他の菌を攻撃する物質を抗菌物質と呼びますが、現代の医療に欠かせない「抗生物質」の多くはこの抗菌作用を強化したものが大部分で、人為的な遺伝子操作によって抗菌物質の分泌能力を高めた菌類に作らせるという製造方法が主流となっています。
私たちの持っている病気に対する防御システムは、常在菌との共同作業で成り立っている場合が多く、昨今はやりの「キレイキレイ」やデオドラントのし過ぎは、病原菌と一緒に常在菌までをも排除してしまい、本来の防御パワーを損ね、他の細菌類の侵入を許すことになりかねないことも知っておかなければなりません。

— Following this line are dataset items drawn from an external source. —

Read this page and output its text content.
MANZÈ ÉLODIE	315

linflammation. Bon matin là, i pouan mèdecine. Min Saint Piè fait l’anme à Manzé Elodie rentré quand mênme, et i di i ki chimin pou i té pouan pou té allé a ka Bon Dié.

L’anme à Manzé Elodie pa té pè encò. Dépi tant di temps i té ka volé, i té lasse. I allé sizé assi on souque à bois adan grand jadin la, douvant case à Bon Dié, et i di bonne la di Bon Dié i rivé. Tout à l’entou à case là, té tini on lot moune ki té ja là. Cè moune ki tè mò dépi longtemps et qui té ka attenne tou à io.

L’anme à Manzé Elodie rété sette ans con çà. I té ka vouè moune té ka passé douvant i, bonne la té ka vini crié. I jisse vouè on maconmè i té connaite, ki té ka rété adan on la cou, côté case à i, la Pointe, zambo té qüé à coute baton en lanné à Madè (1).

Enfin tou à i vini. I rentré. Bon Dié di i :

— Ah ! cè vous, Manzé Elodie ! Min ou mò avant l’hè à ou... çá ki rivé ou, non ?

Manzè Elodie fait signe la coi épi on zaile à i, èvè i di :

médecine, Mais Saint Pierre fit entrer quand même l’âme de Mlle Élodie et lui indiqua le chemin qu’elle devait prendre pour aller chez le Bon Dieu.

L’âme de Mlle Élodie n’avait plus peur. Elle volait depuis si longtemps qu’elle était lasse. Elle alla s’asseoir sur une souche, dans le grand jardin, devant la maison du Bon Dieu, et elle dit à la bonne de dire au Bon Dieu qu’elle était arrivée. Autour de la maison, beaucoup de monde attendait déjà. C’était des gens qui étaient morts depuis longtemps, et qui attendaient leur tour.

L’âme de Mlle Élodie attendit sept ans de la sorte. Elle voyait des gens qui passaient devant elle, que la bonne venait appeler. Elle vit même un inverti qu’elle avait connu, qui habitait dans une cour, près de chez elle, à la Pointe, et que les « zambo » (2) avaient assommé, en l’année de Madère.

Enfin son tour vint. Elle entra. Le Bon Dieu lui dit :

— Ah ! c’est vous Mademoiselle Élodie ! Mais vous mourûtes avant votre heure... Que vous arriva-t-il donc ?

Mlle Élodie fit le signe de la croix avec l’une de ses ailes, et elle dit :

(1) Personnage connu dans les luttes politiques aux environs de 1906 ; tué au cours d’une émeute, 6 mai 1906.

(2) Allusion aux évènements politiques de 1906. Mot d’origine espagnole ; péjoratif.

これらのいわゆる自然のバリアとも言える人と常在菌との共同戦線は、当然のことながら体表だけでなく人の体内にも存在し、常在菌の多さから言うと腸内、特に大腸内では極めて重要な役割を果たしています。小腸や大腸に生息していることから、これらの常在菌を特に「腸内細菌」と呼びますが、腸内細菌は腸内のあちらこちらに同じ菌種同士が集団で生息しており、まるでお花畑のように百花繚乱の有様から、腸内細菌叢(そう)とか腸内フローラと呼ばれることがあります。腸内フローラは指紋のようなもので、人それぞれ異なった細菌類の組成になっています。夫婦や親子・兄弟、たとえ一卵性双生児でもフローラの内容は微妙に違うものになるのだそうです。全く同じものを食べ、同じ空気を吸ってきた人間はいませんので、同じ腸内細菌の組成を持つ他人はいないのです。法医学の分野では人物同定の手段として、腸内細菌の組み合わせをまるで指紋のように利用できることが報告されています。
人間の体の全細胞は60兆個とされていますが、それに対して腸内細菌の数は数百兆個を超え千兆個にも達するのではないかと言われています。私たちの全体重の内約1.5キログラムは腸内細菌の重さで、毎日排せつするウ○コの重さの3分の1は腸内細菌が占めていることも分かっています。
良く耳にする善玉菌とか悪玉菌などの呼び方は、個々の細菌を培養したときに見つかる、細菌の作り出す酵素などの有用性や毒性によって便宜的に区分されていますが、実際のところ生まれてこの方、私たちの腸内で代を重ねて来た細菌達に良いも悪いもあるわけがなく、悪いものであるならば、とっくのとうに人の免疫などの防御システムにより体内から追い出されているはずです。すなわち悪玉呼ばわりされる菌であっても、善玉菌との複雑な共生関係のようなものもあり、一概に排除すべき対象とみるのは大きな間違いだとする見解が近年の主流になっています。
皆さんは悪玉菌の代表格のように思われている「大腸菌」の名前を聞くと、何か不潔な悪い菌のように思われるかも知れませんが、ある調査では、アレルギー症状を示す幼児の便からは大腸菌が見つからなかったという報告もあり、大腸菌とアレルギーとの微妙な関連性が浮かび上がって来ています。一見「悪」に見える人物が実際は情にあふれた優しい人であった、などと言うことは私たちの人間関係でもしばしば見受けられることで、腸内細菌と言えども安易に善悪のくくりをしてはいけない格言のようなものを感じます。